Now it is true that a strong financial rating does indicate a high likelihood the carrier will be able to sustain Dividends at meaningful rates moving forward. You certainly want to make sure a Dividend paying WL policy is from a well rated carrier. But the "best" financial rating in no way indicates the best policy performance.

As an independent agent, I sell WL from Mass, Guardian, Penn, NYL, & ON to name a few. The first 3 are my main WL carriers. But I do not pretend to know which will perform better over the next 20 years. There is no way to know. I can show you which illustrates the best at the current dividend rate. I can show you which carrier has had the most consistent dividends over the past 20 years (Penn). But I cant show you which will have the highest moving forward.

Not only that, but the "highest" dividend rate does not even mean the best policy performance. There are differences in Underwriting, so you might be the best health rating with one, but the 2nd best with another. There are differences in internal policy fees. Differences in Rider fees. There are a lot more variables than just the Dividend Rate when comparing policy performance.

Also, you dont have an apples to apples comparison to make your decision!!
That is not the proper way to compare WL policies on a "performance" basis in regards to premiums paid. You must use the same Premium. Agents can run illustrations at exact premiums, so request that instead of an exact DB. Also ask them to include a "Rate of Return" section in the illustration. This shows the rate of return on the premiums paid for both CV and DB. Both carriers allow this option in the illustration software, so ask for it if they didnt include it. That at least gives you a way to do a true comparison for part of it without equal premiums.

To summarize, the difference in ratings should not be part of the conversation at all in this matter. Anyone pushing that difference as a selling point is not providing an accurate representation of how the policy works, or the differences in the carriers.
 
Well, the WL policies total death benefit should be growing over time with dividends buying more paid up additions.

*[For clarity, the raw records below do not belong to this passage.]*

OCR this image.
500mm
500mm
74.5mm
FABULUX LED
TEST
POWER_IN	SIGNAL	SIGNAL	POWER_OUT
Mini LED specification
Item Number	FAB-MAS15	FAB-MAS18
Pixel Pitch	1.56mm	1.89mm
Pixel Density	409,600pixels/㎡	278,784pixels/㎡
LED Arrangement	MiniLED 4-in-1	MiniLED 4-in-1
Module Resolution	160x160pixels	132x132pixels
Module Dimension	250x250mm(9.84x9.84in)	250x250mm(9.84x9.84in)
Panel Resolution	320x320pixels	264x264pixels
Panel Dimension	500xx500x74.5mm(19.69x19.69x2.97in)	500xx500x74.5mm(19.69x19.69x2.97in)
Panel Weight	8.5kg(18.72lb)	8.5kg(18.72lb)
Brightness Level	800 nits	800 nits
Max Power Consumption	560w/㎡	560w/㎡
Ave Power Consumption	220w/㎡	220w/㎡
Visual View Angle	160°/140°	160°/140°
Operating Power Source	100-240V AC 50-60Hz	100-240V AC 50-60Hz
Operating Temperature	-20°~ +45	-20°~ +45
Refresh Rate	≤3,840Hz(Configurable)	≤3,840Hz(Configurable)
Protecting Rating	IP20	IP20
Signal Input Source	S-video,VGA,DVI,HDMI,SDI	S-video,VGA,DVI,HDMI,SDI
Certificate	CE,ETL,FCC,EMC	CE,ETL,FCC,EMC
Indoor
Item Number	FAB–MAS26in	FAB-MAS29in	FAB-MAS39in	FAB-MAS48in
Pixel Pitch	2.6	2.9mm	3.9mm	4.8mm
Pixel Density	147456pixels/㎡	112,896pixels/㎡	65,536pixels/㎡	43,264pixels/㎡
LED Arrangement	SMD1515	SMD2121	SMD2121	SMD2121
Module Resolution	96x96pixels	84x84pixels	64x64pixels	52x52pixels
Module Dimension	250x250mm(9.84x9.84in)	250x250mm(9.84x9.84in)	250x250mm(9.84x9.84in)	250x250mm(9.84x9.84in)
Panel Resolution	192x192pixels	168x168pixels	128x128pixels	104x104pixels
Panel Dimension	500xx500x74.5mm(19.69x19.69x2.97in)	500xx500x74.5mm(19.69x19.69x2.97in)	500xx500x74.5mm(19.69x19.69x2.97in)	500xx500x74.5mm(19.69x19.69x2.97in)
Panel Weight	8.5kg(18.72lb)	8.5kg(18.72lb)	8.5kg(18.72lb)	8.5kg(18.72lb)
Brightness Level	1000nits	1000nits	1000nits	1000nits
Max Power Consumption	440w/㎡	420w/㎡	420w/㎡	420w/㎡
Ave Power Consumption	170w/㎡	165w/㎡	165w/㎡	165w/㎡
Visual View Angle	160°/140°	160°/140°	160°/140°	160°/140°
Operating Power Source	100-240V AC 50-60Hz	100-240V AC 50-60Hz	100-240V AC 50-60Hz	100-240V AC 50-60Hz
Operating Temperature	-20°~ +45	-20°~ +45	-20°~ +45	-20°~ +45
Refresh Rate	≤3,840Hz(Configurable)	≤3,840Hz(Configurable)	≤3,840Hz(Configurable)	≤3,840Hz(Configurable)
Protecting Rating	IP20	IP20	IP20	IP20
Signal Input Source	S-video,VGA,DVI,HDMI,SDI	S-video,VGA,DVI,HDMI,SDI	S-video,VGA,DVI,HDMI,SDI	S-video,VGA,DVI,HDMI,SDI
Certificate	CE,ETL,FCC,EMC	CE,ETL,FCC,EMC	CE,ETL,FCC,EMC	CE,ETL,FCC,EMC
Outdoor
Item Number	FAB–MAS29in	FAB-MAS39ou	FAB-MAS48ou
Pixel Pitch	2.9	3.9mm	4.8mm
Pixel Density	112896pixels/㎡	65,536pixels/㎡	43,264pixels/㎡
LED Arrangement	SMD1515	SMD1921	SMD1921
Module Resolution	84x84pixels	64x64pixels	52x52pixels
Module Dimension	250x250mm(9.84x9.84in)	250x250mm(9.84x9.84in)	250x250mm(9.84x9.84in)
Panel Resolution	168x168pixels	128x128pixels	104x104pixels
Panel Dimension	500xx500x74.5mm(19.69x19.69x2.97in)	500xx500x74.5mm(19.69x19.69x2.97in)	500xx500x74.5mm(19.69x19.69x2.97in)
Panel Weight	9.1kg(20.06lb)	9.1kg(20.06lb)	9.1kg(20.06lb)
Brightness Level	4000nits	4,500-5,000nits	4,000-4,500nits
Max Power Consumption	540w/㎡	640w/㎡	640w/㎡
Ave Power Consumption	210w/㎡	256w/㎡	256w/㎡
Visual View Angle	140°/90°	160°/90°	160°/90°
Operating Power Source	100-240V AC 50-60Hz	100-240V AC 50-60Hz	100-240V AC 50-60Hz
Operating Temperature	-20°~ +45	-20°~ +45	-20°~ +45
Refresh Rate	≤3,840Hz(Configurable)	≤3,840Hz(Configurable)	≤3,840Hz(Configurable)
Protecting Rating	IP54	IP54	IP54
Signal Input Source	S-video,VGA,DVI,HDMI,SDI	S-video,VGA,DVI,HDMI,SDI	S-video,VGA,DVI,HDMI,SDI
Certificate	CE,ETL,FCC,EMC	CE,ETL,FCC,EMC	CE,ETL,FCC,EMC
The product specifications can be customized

The problem is that (typically) these riders base their chronic illness payouts on remaining life expectancy. For mental cognition, there is almost no reduction in life expectancy. Doesn't mean you won't get a payout, but it may not last for as long as you need care.

If your focus is LTC and not everything else that whole life can offer... then I would get a true LTC policy.

However, if you want all the other economic advantages with the WL policy and the Chronic Illness rider is just an additional benefit... then go with that.

Its important to point out that Mass/Guardian/NWM do not go by total DB for the LTC Rider. They use a separate benefit pool calculation that can increase the monthly benefit, but not the total benefit pool. It is part of the DB/NAR, but does not grow like it or the CV.

I am not a huge fan of the WL LTC Riders. I prefer a Rider that uses total DB. Its clear cut as to what you get. And imo is often a better value for the money in terms of LTC protection. Especially for someone under the age of 50. Inflation will eat away at the WL riders.